For years now, board gaming has been in the midst of a renaissance. New and inventive designs with unique play mechanics and beautiful artwork are at the forefront of the hobby, so it came as no surprise when I learned of a game based on the many live room escape attractions (which, in turn, were based on point-and-click puzzle/adventure video games) that have been popping up in cities across the country. Escape the Room: Mystery at the Stargazer’s Manor is an interesting concept from ThinkFun that almost translates the room escape experience — being trapped inside a room, forced to unlock a combination of puzzles in order to earn your freedom — to the tabletop, but falls short in a few key areas.
The primary faults with Escape the Room: Mystery at the Stargazer’s Manor lie in the player count and perhaps the age range designation on the box. While the game can be played with the listed 3-8 players 10 years old and older, I can’t recommend this game for a player count of any more than four players. I would also suggest that at least one player actually be a child to be able to fully appreciate the experience. In fact, judging from my one-time play-through with six adults, I would estimate that the optimal age range for this game is something like 8-15 years old. Or perhaps it should just be a single-player game. It’s a simple set of puzzles presented as a linear progression through a light narrative, and as such doesn’t scale well when the brain power processing those puzzles is multiplied.
That’s not to say that Mystery at the Stargazer’s Manor isn’t enjoyable.
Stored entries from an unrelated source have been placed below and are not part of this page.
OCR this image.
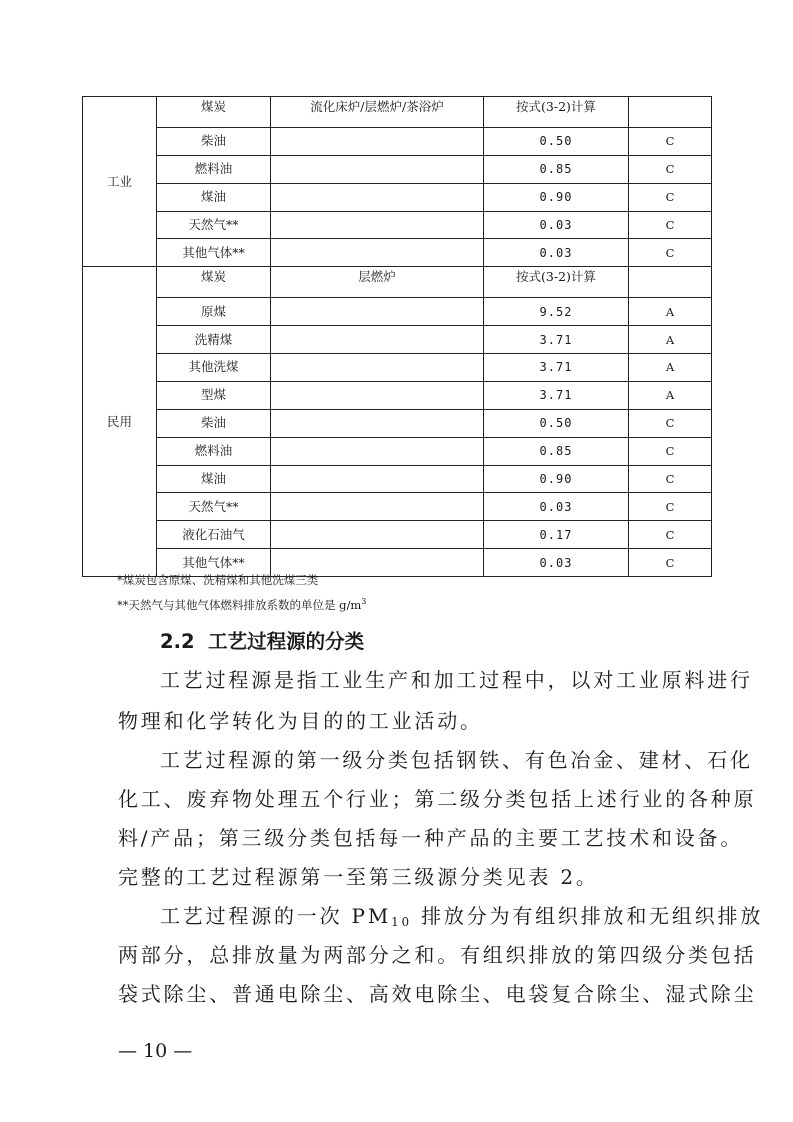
工业	煤炭	流化床炉/层燃炉/茶浴炉	按式(3-2)计算	
	柴油		0.50	C
	燃料油		0.85	C
	煤油		0.90	C
	天然气**		0.03	C
	其他气体**		0.03	C
民用	煤炭	层燃炉	按式(3-2)计算	
	原煤		9.52	A
	洗精煤		3.71	A
	其他洗煤		3.71	A
	型煤		3.71	A
	柴油		0.50	C
	燃料油		0.85	C
	煤油		0.90	C
	天然气**		0.03	C
	液化石油气		0.17	C
	其他气体**		0.03	C
*煤炭包含原煤、洗精煤和其他洗煤三类
**天然气与其他气体燃料排放系数的单位是 $g/m^3$
2.2 工艺过程源的分类
工艺过程源是指工业生产和加工过程中，以对工业原料进行
物理和化学转化为目的的工业活动。
工艺过程源的第一级分类包括钢铁、有色冶金、建材、石化
化工、废弃物处理五个行业；第二级分类包括上述行业的各种原
料/产品；第三级分类包括每一种产品的主要工艺技术和设备。
完整的工艺过程源第一至第三级源分类见表 2。
工艺过程源的一次 $PM_{10}$ 排放分为有组织排放和无组织排放
两部分，总排放量为两部分之和。有组织排放的第四级分类包括
袋式除尘、普通电除尘、高效电除尘、电袋复合除尘、湿式除尘
— 10 —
The unknown element of the game’s five primary sealed envelopes (some with additional envelopes nested inside) and the sense of discovery when opening each subsequent one arouses a sort of thrill that’s hard to achieve in the tabletop game space. The only problem is that because of the game’s lack of challenge, that feeling doesn’t originate from a sense of accomplishment, but simply from the fact that you’re suddenly allowed to look at new game components that you were previously forbidden to see. It can feel like just going through the motions that the game lays out for you, punctuated by a little goodie-bag reveal here and there.
Chatting with the other people around the table, reading the new bits of narrative in funny voices, and seeing how everyone engages with the puzzles and with each other were the high points of my play session with Escape the Room: Mystery at the Stargazer’s Manor. This social aspect of playing together as a group of friends is what made the game worthwhile. Of course, this statement is at odds with my earlier suggestion to play solo, but that undertaking would be for the purpose of optimizing the game’s puzzle aspects, which doesn’t really have any bearing on its value as a social experience.
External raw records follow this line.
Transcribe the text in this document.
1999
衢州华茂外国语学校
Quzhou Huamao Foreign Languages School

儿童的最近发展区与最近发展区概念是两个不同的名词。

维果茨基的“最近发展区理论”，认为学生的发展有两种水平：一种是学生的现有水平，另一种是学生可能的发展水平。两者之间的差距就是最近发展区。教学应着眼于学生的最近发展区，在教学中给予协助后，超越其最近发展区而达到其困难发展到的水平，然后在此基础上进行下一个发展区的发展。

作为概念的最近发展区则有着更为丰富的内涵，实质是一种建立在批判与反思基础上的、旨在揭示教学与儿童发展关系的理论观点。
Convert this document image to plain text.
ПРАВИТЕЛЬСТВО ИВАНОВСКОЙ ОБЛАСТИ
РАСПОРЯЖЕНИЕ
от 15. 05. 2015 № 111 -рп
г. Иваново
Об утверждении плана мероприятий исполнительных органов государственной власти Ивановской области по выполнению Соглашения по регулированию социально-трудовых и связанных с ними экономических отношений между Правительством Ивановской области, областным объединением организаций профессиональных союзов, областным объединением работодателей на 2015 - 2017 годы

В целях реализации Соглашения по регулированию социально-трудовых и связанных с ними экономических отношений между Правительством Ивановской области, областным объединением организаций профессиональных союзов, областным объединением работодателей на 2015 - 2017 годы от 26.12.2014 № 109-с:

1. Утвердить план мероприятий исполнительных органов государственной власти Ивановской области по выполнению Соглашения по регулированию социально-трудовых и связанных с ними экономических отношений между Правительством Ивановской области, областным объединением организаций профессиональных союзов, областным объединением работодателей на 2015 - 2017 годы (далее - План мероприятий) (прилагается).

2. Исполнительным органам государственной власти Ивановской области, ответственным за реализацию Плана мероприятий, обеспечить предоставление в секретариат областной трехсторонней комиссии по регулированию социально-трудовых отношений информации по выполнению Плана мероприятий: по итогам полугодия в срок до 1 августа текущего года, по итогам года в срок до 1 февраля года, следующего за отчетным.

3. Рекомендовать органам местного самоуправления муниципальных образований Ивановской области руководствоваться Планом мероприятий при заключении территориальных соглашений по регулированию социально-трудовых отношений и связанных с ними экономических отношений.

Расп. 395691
I’ve avoided describing the game in much detail up to this point because a) one can only speak in generalities about the puzzles, which are mostly visual-spatial tasks, in order to avoid spoiling anything — the surprise of it all is a major part of the fun — and b) the above information is truly my greatest takeaway from my experience playing the game.
But as far as how Escape the Room: Mystery at the Stargazer’s Manor actually plays out, it can be summed up quite simply. Players read a few paragraphs of text that introduces the plot and tells them where to begin, then use the first clue to learn how to operate the game’s puzzle wheel, which is how players check their solutions for every single puzzle in the game. The first solution grants access to the first of five large envelopes, each of which remains sealed until “unlocked” in this manner, at which point players dump everything out, read the next part of the story, and use the envelope’s contents and narrative clues to work on the next puzzle. After the last puzzle, the players win the game.
I would have loved to see more of an open-ended, sandbox-style approach to Escape the Room: Mystery at the Stargazer’s Manor. The best live and videogame escape rooms generally tend to have a few puzzle paths that overlap, leaving various options open at a time and leaving it up to the participants to determine what to work on at any given moment in order to find the next puzzle-solving opportunity. Here, you just do the puzzles in order, as they are made accessible.
That said, I think this is a great game for families with children in the pre-teen range; kids and their parents should have a great time with this in groups of four or less, and I’m rating the game with that scenario in mind. ThinkFun would be doing potential customers a service to clearly market it as a family game, though. As it’s presented now, as “a party event for gatherings of 3 to 8” with suggestions for preparing the game for your guests, it suggests a more adult-appropriate experience, and doesn’t live up to the expectations that come along with that concept.